Here at Brash Games we love innovation. We dote on it , dream about it, cherish and nurture it and, if we legally could, we would name our kids ‘innovation 1, 2 and etc.’ We just can’t get enough of the stuff.
So when an innovative game like Draw A Stickman: Epic comes along it feels like Christmas, the FA Cup and everyone’s birthday rolled into one. The idea behind Draw A Stickman: Epic is sheer elegance and simplicity: You play as a stickman character (that you draw) and your task is to rescue a friend (that you also draw) from the clutches of an evil force who, in turn, can draw all manners of monsters and traps to thwart your progress.
See, we told you. Elegant and simple. And yet after a few hours playing Draw A Stickman: Epic you quickly begin to realise that something is rank in the state of Rome – or whichever world the game is set in. The first issue you’ll find with Draw A Stickman: Epic is actually drawing your character. Originally developed for phones, Draw A Stickman: Epic relied on users creating their character with the aid of a touch screen. But on a console, you’re left grappling with the Kinect. Now we’ve played tonnes of Kinect games on the Xbox One and the majority of them have played pretty darned well. Yes, even Dark Dreams Don’t Die. But for some reason getting the Kinect to respond adequately when drawing a stick character was a task similar to that unlucky Greek bloke who had to roll a boulder up a hill only to watch it roll back down again.
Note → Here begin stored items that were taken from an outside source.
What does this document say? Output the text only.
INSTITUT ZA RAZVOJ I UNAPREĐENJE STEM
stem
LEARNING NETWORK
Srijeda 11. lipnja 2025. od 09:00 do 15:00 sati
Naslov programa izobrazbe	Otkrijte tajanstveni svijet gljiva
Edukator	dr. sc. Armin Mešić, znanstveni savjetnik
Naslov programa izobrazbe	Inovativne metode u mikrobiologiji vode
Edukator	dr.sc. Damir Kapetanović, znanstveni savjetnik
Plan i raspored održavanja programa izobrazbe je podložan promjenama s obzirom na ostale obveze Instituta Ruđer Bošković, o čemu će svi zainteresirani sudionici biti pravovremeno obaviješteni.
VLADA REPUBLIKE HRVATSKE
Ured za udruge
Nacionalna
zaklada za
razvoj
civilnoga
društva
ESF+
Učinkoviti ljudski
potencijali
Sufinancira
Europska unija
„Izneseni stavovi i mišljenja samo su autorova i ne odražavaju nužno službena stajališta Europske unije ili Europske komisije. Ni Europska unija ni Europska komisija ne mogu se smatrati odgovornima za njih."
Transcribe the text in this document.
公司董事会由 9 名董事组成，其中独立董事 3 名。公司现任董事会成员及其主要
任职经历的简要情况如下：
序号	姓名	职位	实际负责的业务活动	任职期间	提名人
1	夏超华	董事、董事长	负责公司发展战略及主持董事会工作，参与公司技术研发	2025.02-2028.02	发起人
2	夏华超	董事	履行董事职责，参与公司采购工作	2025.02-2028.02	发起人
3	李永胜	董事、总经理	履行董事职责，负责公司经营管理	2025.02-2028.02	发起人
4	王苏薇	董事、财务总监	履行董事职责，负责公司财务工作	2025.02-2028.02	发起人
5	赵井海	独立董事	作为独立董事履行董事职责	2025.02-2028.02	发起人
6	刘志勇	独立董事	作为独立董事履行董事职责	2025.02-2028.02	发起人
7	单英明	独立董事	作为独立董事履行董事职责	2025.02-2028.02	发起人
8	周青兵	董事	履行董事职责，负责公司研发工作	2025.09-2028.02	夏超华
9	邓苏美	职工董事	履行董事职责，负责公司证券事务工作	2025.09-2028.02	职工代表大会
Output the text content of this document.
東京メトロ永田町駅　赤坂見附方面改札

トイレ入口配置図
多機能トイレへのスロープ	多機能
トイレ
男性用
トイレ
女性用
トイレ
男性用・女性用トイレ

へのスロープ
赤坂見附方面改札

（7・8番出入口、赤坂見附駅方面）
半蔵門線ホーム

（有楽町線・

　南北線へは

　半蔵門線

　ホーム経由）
It was that frustrating.
Eventually, after a few walks around the block to calm down, we realised that you can disable the Kinect and use the game’s controller instead. This was mildly more responsive but far from satisfactory. The same problems were encountered when trying to draw your ‘friend’ in the game. In the end, we just did a squiggle that looked like someone had spilt some spaghetti on the screen and forgot to clean it up. Not ideal, but it worked.
As we mentioned earlier the core mechanics of Draw A Stickman: Epic rely on gamers being able to draw items they can use to help solve puzzles. In principle this sounds great, except for the fact that you can draw pretty much anything – including a spaghetti squiggle – and the game will accept that as fire or a cloud or whatever you might need at the time.
The puzzles in themselves are fairly undemanding and can easily be solved without taxing too much of the old grey matter. In fact, we polished off the game in little under four hours. You unlock new pencils as you go along which offer you the opportunity to draw new items but the variety here is pretty limited. The truth is that Draw A Stickman: Epic was created for commuters who had 10 to 15 minutes to spare before getting off the train and little was done to change that underlining belief before porting to consoles.
Graphically Draw A Stickman: Epic is quite pleasant to look at. Each screen reminds you that this is a world created by drawing in a childs picture book. The colours are subdued and there is little in the way of vibrancy on offer. Ultimately Draw A Stickman: Epic is a welcome distraction for anyone looking for something a little bit different to play. But after a few hours the novelty will wear off and you’ll return to the familiar comfort of Assassins Creed or Fifa. At the danger of sounding like my old school report, Draw A Stickman: Epic has great potential but could do better.